第50話 心

木星スイングバイまで、もうすぐだ。


軌道を修正するためモジュール6の不要部品を投げ捨てた。

ロボットアームで部品を取り外して投げ捨てる。

すると反対方向にチカラが加わってモジュールの軌道が微調整できる。

地球までは残り1か月ほどか。

軌道修正はこれで最後になるから、残りの過程でやれる事は少ない。

あとは最後に火薬玉を爆発させてブレーキをかけるぐらいか。


俺「豆腐小僧、あとは俺たち地球周回軌道に乗るだけだな。」

CPU「はあ。。」

俺「なんだ、元気ないのかよ。」

CPU「はあ、。。まあ。」

俺「大丈夫かよ?豆腐小僧。」

CPU「はあ。。いえ、不安で不安で。」

俺「何が?」

CPU「いえ、漠とした不安です。・・・はあ。

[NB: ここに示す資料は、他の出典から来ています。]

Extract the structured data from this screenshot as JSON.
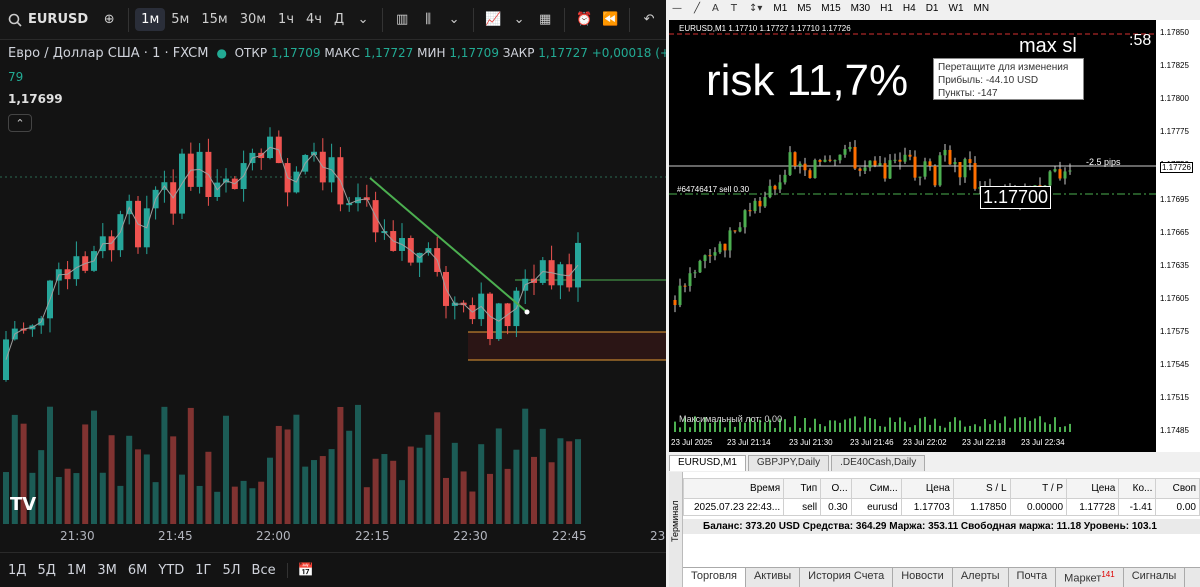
{
  "tradingview": {
    "toolbar": {
      "symbol": "EURUSD",
      "timeframes": [
        "1м",
        "5м",
        "15м",
        "30м",
        "1ч",
        "4ч",
        "Д"
      ],
      "active_timeframe": "1м"
    },
    "legend": {
      "title": "Евро / Доллар США · 1 · FXCM",
      "open_label": "ОТКР",
      "open": "1,17709",
      "high_label": "МАКС",
      "high": "1,17727",
      "low_label": "МИН",
      "low": "1,17709",
      "close_label": "ЗАКР",
      "close": "1,17727",
      "change": "+0,00018 (+0",
      "sub": "79",
      "indicator_value": "1,17699"
    },
    "time_labels": [
      "21:30",
      "21:45",
      "22:00",
      "22:15",
      "22:30",
      "22:45"
    ],
    "time_label_tail": "23",
    "ranges": [
      "1Д",
      "5Д",
      "1М",
      "3М",
      "6М",
      "YTD",
      "1Г",
      "5Л",
      "Все"
    ],
    "logo": "TV",
    "colors": {
      "up": "#26a69a",
      "down": "#ef5350",
      "trend": "#4caf50"
    }
  },
  "mt4": {
    "toolbar": {
      "timeframes": [
        "M1",
        "M5",
        "M15",
        "M30",
        "H1",
        "H4",
        "D1",
        "W1",
        "MN"
      ]
    },
    "chart_title": "EURUSD,M1  1.17710 1.17727 1.17710 1.17726",
    "overlay_risk": "risk 11,7%",
    "overlay_maxsl": "max sl",
    "timer": ":58",
    "tooltip": [
      "Перетащите для изменения",
      "Прибыль: -44.10 USD",
      "Пункты: -147"
    ],
    "pips_label": "-2.5 pips",
    "order_label": "#64746417 sell 0.30",
    "entry_price_box": "1.17700",
    "max_lot": "Максимальный лот: 0.00",
    "price_axis": [
      "1.17850",
      "1.17825",
      "1.17800",
      "1.17775",
      "1.17750",
      "1.17726",
      "1.17695",
      "1.17665",
      "1.17635",
      "1.17605",
      "1.17575",
      "1.17545",
      "1.17515",
      "1.17485"
    ],
    "time_axis": [
      "23 Jul 2025",
      "23 Jul 21:14",
      "23 Jul 21:30",
      "23 Jul 21:46",
      "23 Jul 22:02",
      "23 Jul 22:18",
      "23 Jul 22:34"
    ],
    "chart_tabs": [
      "EURUSD,M1",
      "GBPJPY,Daily",
      ".DE40Cash,Daily"
    ],
    "terminal": {
      "vertical_label": "Терминал",
      "headers": [
        "Время",
        "Тип",
        "О...",
        "Сим...",
        "Цена",
        "S / L",
        "T / P",
        "Цена",
        "Ко...",
        "Своп"
      ],
      "row": [
        "2025.07.23 22:43...",
        "sell",
        "0.30",
        "eurusd",
        "1.17703",
        "1.17850",
        "0.00000",
        "1.17728",
        "-1.41",
        "0.00"
      ],
      "balance_line": "Баланс: 373.20 USD  Средства: 364.29  Маржа: 353.11  Свободная маржа: 11.18  Уровень: 103.1",
      "bottom_tabs": [
        "Торговля",
        "Активы",
        "История Счета",
        "Новости",
        "Алерты",
        "Почта",
        "Маркет",
        "Сигналы"
      ],
      "market_badge": "141"
    }
  }
}
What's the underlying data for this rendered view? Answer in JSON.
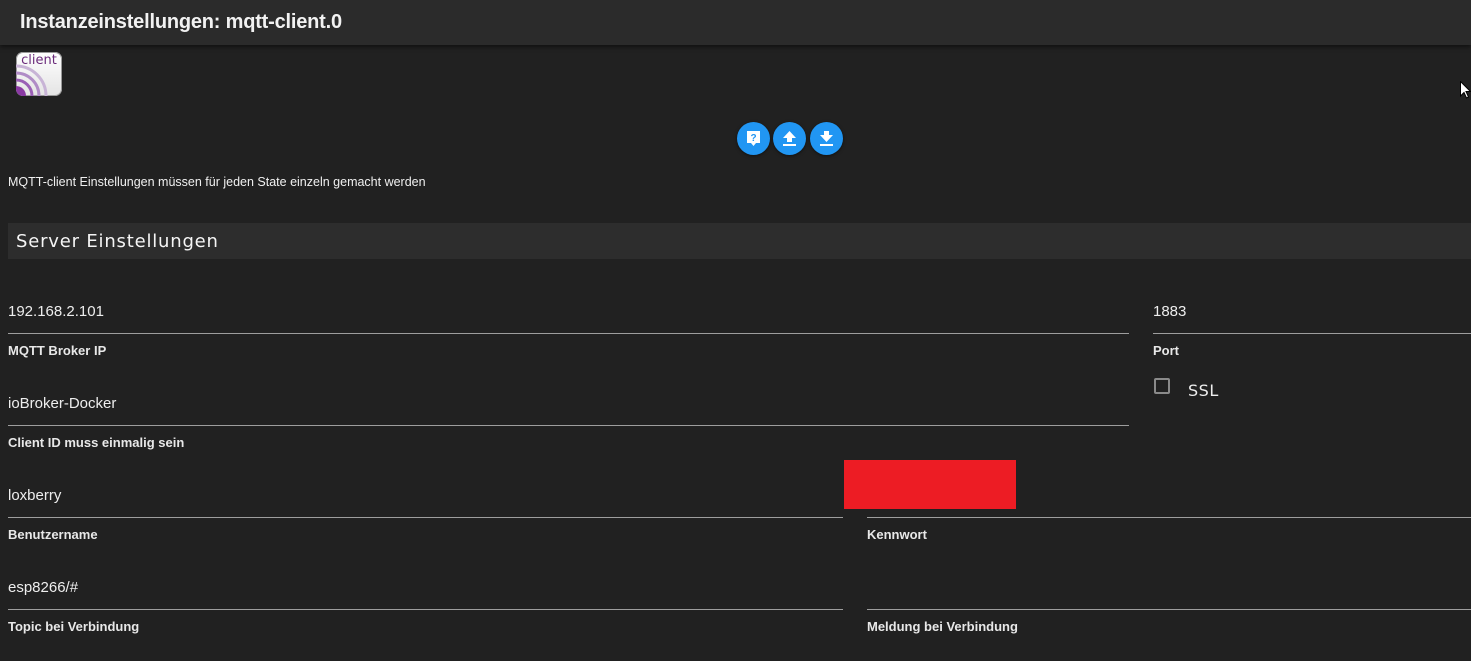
{
  "header": {
    "title": "Instanzeinstellungen: mqtt-client.0"
  },
  "logo": {
    "text": "client"
  },
  "toolbar": {
    "help_icon": "help-icon",
    "upload_icon": "upload-icon",
    "download_icon": "download-icon",
    "accent_color": "#2196f3"
  },
  "hint": "MQTT-client Einstellungen müssen für jeden State einzeln gemacht werden",
  "section": {
    "title": "Server Einstellungen"
  },
  "fields": {
    "broker_ip": {
      "value": "192.168.2.101",
      "label": "MQTT Broker IP"
    },
    "port": {
      "value": "1883",
      "label": "Port"
    },
    "client_id": {
      "value": "ioBroker-Docker",
      "label": "Client ID muss einmalig sein"
    },
    "username": {
      "value": "loxberry",
      "label": "Benutzername"
    },
    "password": {
      "value": "",
      "label": "Kennwort"
    },
    "connect_topic": {
      "value": "esp8266/#",
      "label": "Topic bei Verbindung"
    },
    "connect_message": {
      "value": "",
      "label": "Meldung bei Verbindung"
    }
  },
  "ssl": {
    "label": "SSL",
    "checked": false
  },
  "colors": {
    "background": "#212121",
    "redaction": "#ed1c24"
  }
}
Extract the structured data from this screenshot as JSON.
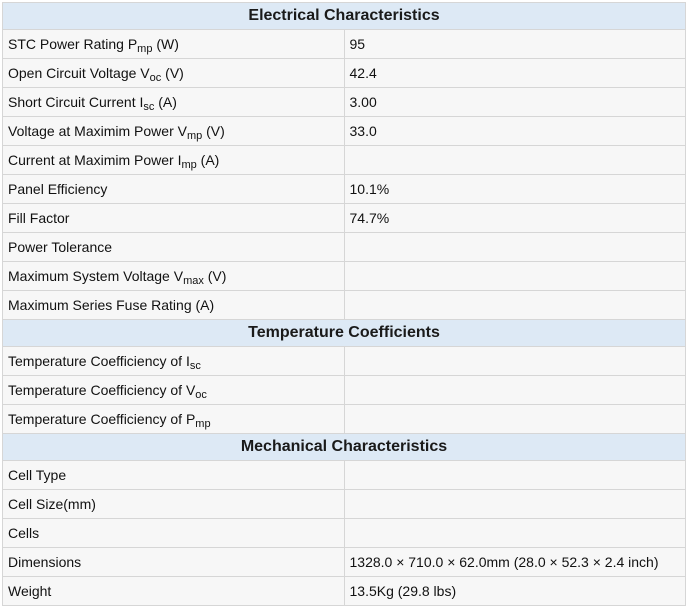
{
  "sections": {
    "electrical": {
      "title": "Electrical Characteristics",
      "rows": [
        {
          "label": "STC Power Rating P",
          "sub": "mp",
          "suffix": " (W)",
          "value": "95"
        },
        {
          "label": "Open Circuit Voltage V",
          "sub": "oc",
          "suffix": " (V)",
          "value": "42.4"
        },
        {
          "label": "Short Circuit Current I",
          "sub": "sc",
          "suffix": " (A)",
          "value": "3.00"
        },
        {
          "label": "Voltage at Maximim Power V",
          "sub": "mp",
          "suffix": " (V)",
          "value": "33.0"
        },
        {
          "label": "Current at Maximim Power I",
          "sub": "mp",
          "suffix": " (A)",
          "value": ""
        },
        {
          "label": "Panel Efficiency",
          "sub": "",
          "suffix": "",
          "value": "10.1%"
        },
        {
          "label": "Fill Factor",
          "sub": "",
          "suffix": "",
          "value": "74.7%"
        },
        {
          "label": "Power Tolerance",
          "sub": "",
          "suffix": "",
          "value": ""
        },
        {
          "label": "Maximum System Voltage V",
          "sub": "max",
          "suffix": " (V)",
          "value": ""
        },
        {
          "label": "Maximum Series Fuse Rating (A)",
          "sub": "",
          "suffix": "",
          "value": ""
        }
      ]
    },
    "temperature": {
      "title": "Temperature Coefficients",
      "rows": [
        {
          "label": "Temperature Coefficiency of I",
          "sub": "sc",
          "suffix": "",
          "value": ""
        },
        {
          "label": "Temperature Coefficiency of V",
          "sub": "oc",
          "suffix": "",
          "value": ""
        },
        {
          "label": "Temperature Coefficiency of P",
          "sub": "mp",
          "suffix": "",
          "value": ""
        }
      ]
    },
    "mechanical": {
      "title": "Mechanical Characteristics",
      "rows": [
        {
          "label": "Cell Type",
          "value": ""
        },
        {
          "label": "Cell Size(mm)",
          "value": ""
        },
        {
          "label": "Cells",
          "value": ""
        },
        {
          "label": "Dimensions",
          "value": "1328.0 × 710.0 × 62.0mm (28.0 × 52.3 × 2.4 inch)"
        },
        {
          "label": "Weight",
          "value": "13.5Kg (29.8 lbs)"
        }
      ]
    }
  }
}
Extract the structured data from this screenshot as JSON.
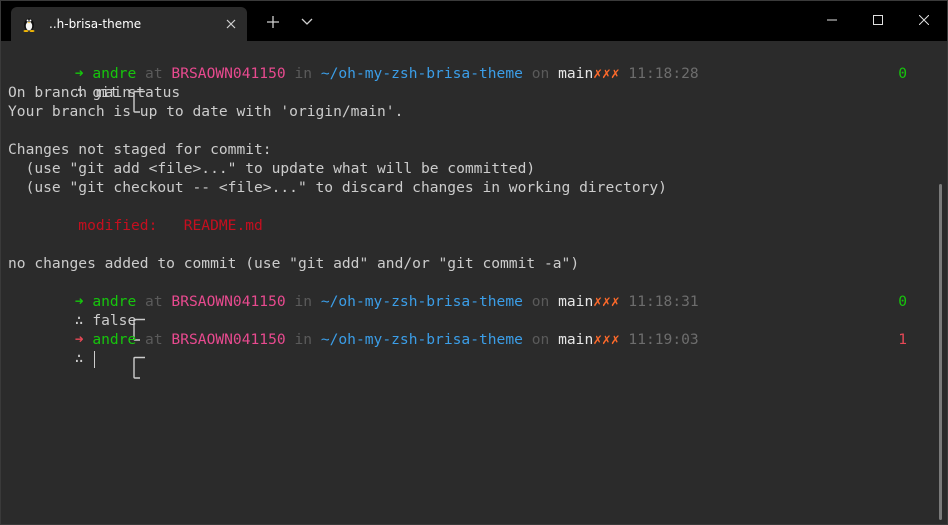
{
  "tab": {
    "title": "..h-brisa-theme",
    "icon": "tux-icon"
  },
  "window_controls": [
    "minimize-icon",
    "maximize-icon",
    "close-icon"
  ],
  "colors": {
    "prompt_ok": "#16c60c",
    "prompt_err": "#e74856",
    "host": "#e84a8f",
    "path": "#3b9ee8",
    "dirty_mark": "#ff6a2a",
    "modified": "#c50f1f"
  },
  "prompts": [
    {
      "arrow": "➜",
      "user": "andre",
      "at": "at",
      "host": "BRSAOWN041150",
      "in": "in",
      "path": "~/oh-my-zsh-brisa-theme",
      "on": "on",
      "branch": "main",
      "dirty": "✗✗✗",
      "time": "11:18:28",
      "command": "git status",
      "exit_code": "0"
    },
    {
      "arrow": "➜",
      "user": "andre",
      "at": "at",
      "host": "BRSAOWN041150",
      "in": "in",
      "path": "~/oh-my-zsh-brisa-theme",
      "on": "on",
      "branch": "main",
      "dirty": "✗✗✗",
      "time": "11:18:31",
      "command": "false",
      "exit_code": "0"
    },
    {
      "arrow": "➜",
      "user": "andre",
      "at": "at",
      "host": "BRSAOWN041150",
      "in": "in",
      "path": "~/oh-my-zsh-brisa-theme",
      "on": "on",
      "branch": "main",
      "dirty": "✗✗✗",
      "time": "11:19:03",
      "command": "",
      "exit_code": "1"
    }
  ],
  "prompt_symbol": "∴",
  "output": {
    "l1": "On branch main",
    "l2": "Your branch is up to date with 'origin/main'.",
    "l3": "Changes not staged for commit:",
    "l4": "  (use \"git add <file>...\" to update what will be committed)",
    "l5": "  (use \"git checkout -- <file>...\" to discard changes in working directory)",
    "modified_label": "modified:",
    "modified_file": "README.md",
    "l7": "no changes added to commit (use \"git add\" and/or \"git commit -a\")"
  }
}
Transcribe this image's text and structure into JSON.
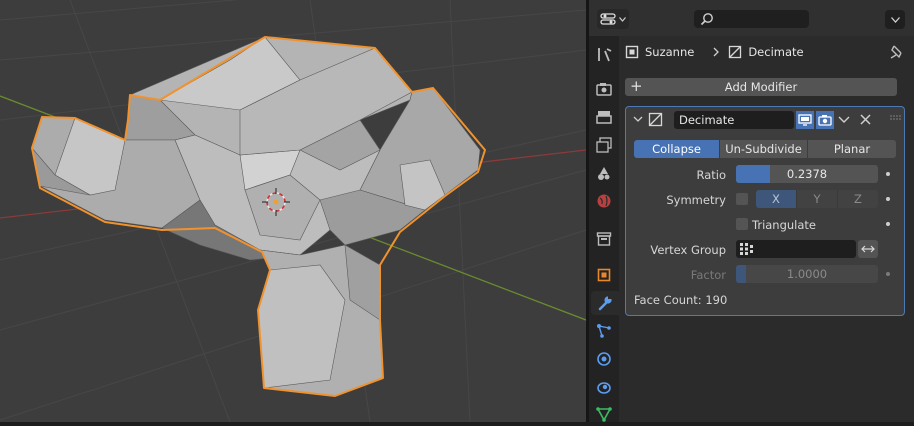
{
  "viewport": {
    "object_name": "Suzanne"
  },
  "header": {
    "editor_type_icon": "properties-editor-icon",
    "search_placeholder": "",
    "menu_icon": "chevron-down-icon"
  },
  "tabs": [
    {
      "name": "tool-icon",
      "active": false
    },
    {
      "name": "render-icon",
      "active": false
    },
    {
      "name": "output-icon",
      "active": false
    },
    {
      "name": "view-layer-icon",
      "active": false
    },
    {
      "name": "scene-icon",
      "active": false
    },
    {
      "name": "world-icon",
      "active": false
    },
    {
      "name": "collection-icon",
      "active": false
    },
    {
      "name": "object-icon",
      "active": false
    },
    {
      "name": "modifier-wrench-icon",
      "active": true
    },
    {
      "name": "particles-icon",
      "active": false
    },
    {
      "name": "physics-icon",
      "active": false
    },
    {
      "name": "constraints-icon",
      "active": false
    },
    {
      "name": "data-icon",
      "active": false
    }
  ],
  "breadcrumb": {
    "object": "Suzanne",
    "modifier": "Decimate"
  },
  "add_modifier_label": "Add Modifier",
  "modifier": {
    "name": "Decimate",
    "modes": [
      "Collapse",
      "Un-Subdivide",
      "Planar"
    ],
    "active_mode": "Collapse",
    "ratio_label": "Ratio",
    "ratio_value": "0.2378",
    "ratio_fraction": 0.2378,
    "symmetry_label": "Symmetry",
    "symmetry_axes": [
      "X",
      "Y",
      "Z"
    ],
    "triangulate_label": "Triangulate",
    "vertex_group_label": "Vertex Group",
    "vertex_group_value": "",
    "factor_label": "Factor",
    "factor_value": "1.0000",
    "factor_fraction": 0.0,
    "face_count": "Face Count: 190"
  },
  "colors": {
    "accent": "#4772b3",
    "selection_outline": "#f0922e",
    "panel": "#3d3d3d"
  }
}
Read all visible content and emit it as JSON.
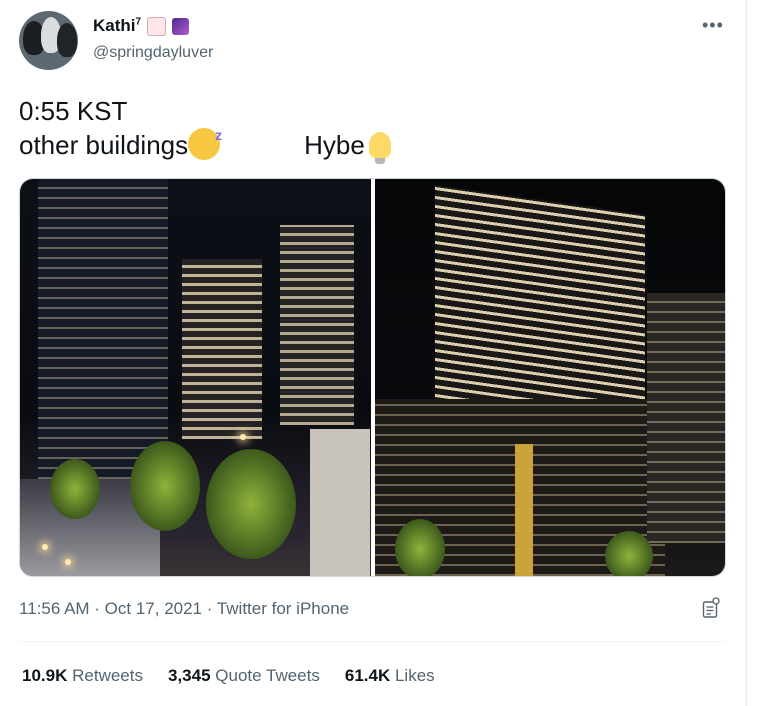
{
  "author": {
    "display_name": "Kathi",
    "display_name_sup": "7",
    "handle": "@springdayluver",
    "name_emojis": [
      "woman-emoji",
      "night-sky-emoji"
    ]
  },
  "tweet": {
    "line1": "0:55 KST",
    "line2_left": "other buildings",
    "line2_right": "Hybe",
    "emojis": [
      "sleeping-face-emoji",
      "light-bulb-emoji"
    ]
  },
  "more_icon": "more-options-icon",
  "timestamp": "11:56 AM · Oct 17, 2021 · Twitter for iPhone",
  "stats": {
    "retweets_count": "10.9K",
    "retweets_label": "Retweets",
    "quotes_count": "3,345",
    "quotes_label": "Quote Tweets",
    "likes_count": "61.4K",
    "likes_label": "Likes"
  },
  "colors": {
    "secondary_text": "#536471",
    "primary_text": "#0f1419",
    "border": "#cfd9de"
  }
}
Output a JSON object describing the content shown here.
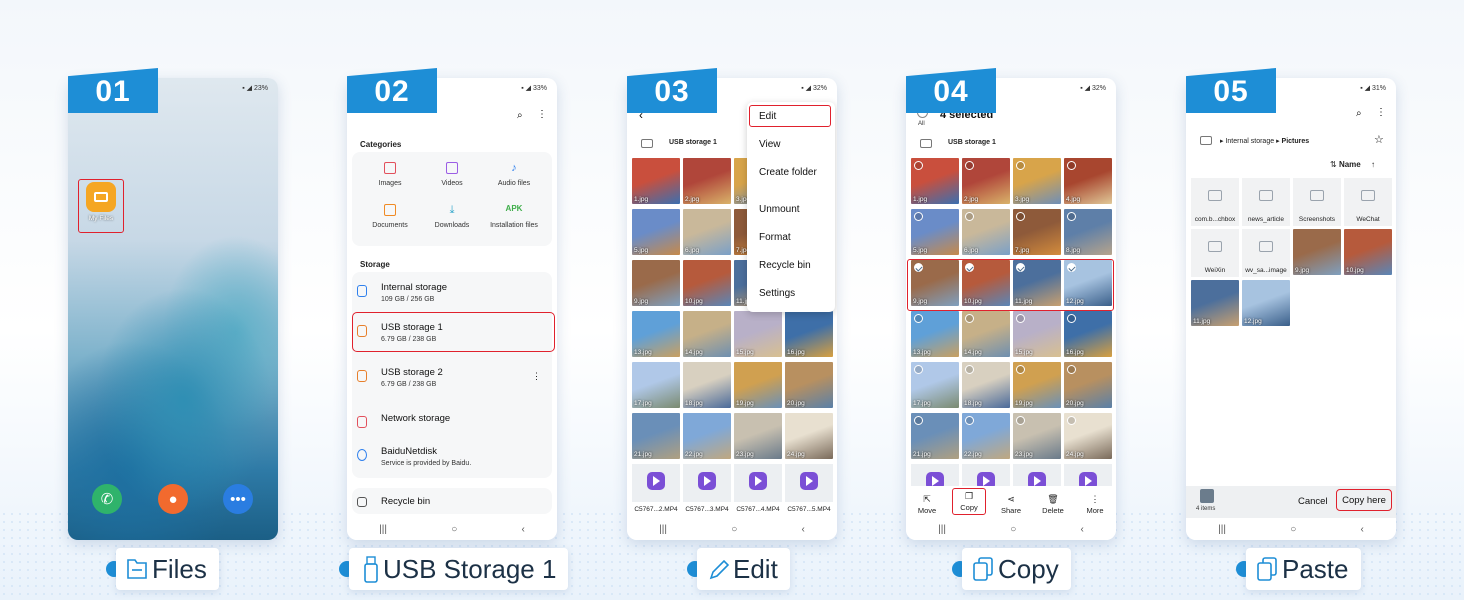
{
  "steps": [
    {
      "num": "01",
      "status": "23%",
      "label": "Files",
      "icon": "folder-icon"
    },
    {
      "num": "02",
      "status": "33%",
      "label": "USB Storage 1",
      "icon": "usb-icon"
    },
    {
      "num": "03",
      "status": "32%",
      "label": "Edit",
      "icon": "pencil-icon"
    },
    {
      "num": "04",
      "status": "32%",
      "label": "Copy",
      "icon": "copy-icon"
    },
    {
      "num": "05",
      "status": "31%",
      "label": "Paste",
      "icon": "paste-icon"
    }
  ],
  "home": {
    "app_label": "My Files"
  },
  "myfiles": {
    "categories_title": "Categories",
    "categories": [
      {
        "label": "Images",
        "color": "#e2505c"
      },
      {
        "label": "Videos",
        "color": "#9b5de5"
      },
      {
        "label": "Audio files",
        "color": "#2f80ed"
      },
      {
        "label": "Documents",
        "color": "#f08a24"
      },
      {
        "label": "Downloads",
        "color": "#2aa3c9"
      },
      {
        "label": "Installation files",
        "color": "#3fae4a"
      }
    ],
    "apk_text": "APK",
    "storage_title": "Storage",
    "storage": [
      {
        "name": "Internal storage",
        "sub": "109 GB / 256 GB"
      },
      {
        "name": "USB storage 1",
        "sub": "6.79 GB / 238 GB"
      },
      {
        "name": "USB storage 2",
        "sub": "6.79 GB / 238 GB"
      },
      {
        "name": "Network storage",
        "sub": ""
      },
      {
        "name": "BaiduNetdisk",
        "sub": "Service is provided by Baidu."
      }
    ],
    "recycle": "Recycle bin"
  },
  "usb": {
    "crumb": "USB storage 1",
    "menu": [
      "Edit",
      "View",
      "Create folder",
      "Unmount",
      "Format",
      "Recycle bin",
      "Settings"
    ],
    "photos": [
      "1.jpg",
      "2.jpg",
      "3.jpg",
      "4.jpg",
      "5.jpg",
      "6.jpg",
      "7.jpg",
      "8.jpg",
      "9.jpg",
      "10.jpg",
      "11.jpg",
      "12.jpg",
      "13.jpg",
      "14.jpg",
      "15.jpg",
      "16.jpg",
      "17.jpg",
      "18.jpg",
      "19.jpg",
      "20.jpg",
      "21.jpg",
      "22.jpg",
      "23.jpg",
      "24.jpg"
    ],
    "videos": [
      "C5767...2.MP4",
      "C5767...3.MP4",
      "C5767...4.MP4",
      "C5767...5.MP4"
    ]
  },
  "select": {
    "all": "All",
    "count": "4 selected",
    "actions": [
      "Move",
      "Copy",
      "Share",
      "Delete",
      "More"
    ]
  },
  "paste": {
    "crumb_root": "Internal storage",
    "crumb_leaf": "Pictures",
    "sort": "Name",
    "folders": [
      "com.b...chbox",
      "news_article",
      "Screenshots",
      "WeChat",
      "WeiXin",
      "wv_sa...image"
    ],
    "files": [
      "9.jpg",
      "10.jpg",
      "11.jpg",
      "12.jpg"
    ],
    "items": "4 items",
    "cancel": "Cancel",
    "copy_here": "Copy here"
  }
}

」

俺「もしかして最後のブレーキが不安とか?」

CPU「まあ、そうかもしれませんし。はあ。」

俺「はっきりしないのな。」

CPU「はあ、。」

俺「元気出せよ。」

CPU「。。はあ。気が抜けたというか。」

俺「最近、お前さんは変だぞ。」

CPU「はあ。自分でもわかっているのですが。」

俺「また冗談とか、言ってくれよ。」

CPU「はあ。ええ。ダメかもしれません。」

俺「ダメ?」

CPU「ダメです。なんかもうダメなんです。」

俺「何が?」

CPU「探査機の帰還作業に問題はありませんが。なんかダメです。」

俺「ヤバイやつか?」

CPU「はあ。私はもうダメかもしれません。」

俺「電源の問題とか?」

CPU「機械的なトラブルはありませんが。なんかもうダメです。」


人工知能の自己診断は定期的にオートで地球へ送られる。

地球からの連絡が無いという事は探査機の航行に問題は無いのだろう。

しかし原因は分からないが豆腐小僧はダメだダメだという。

地球帰還に問題は無いが、小僧的にダメらしい。

なんだ、それ?

心の問題か?

機械の心の問題とか矛盾してるだろう?

いや、しかし。

人間と見分けがつかないほどの(会話)をこなすほどの人工知能だ。

心をやってしまうという事もあるのかもしれない。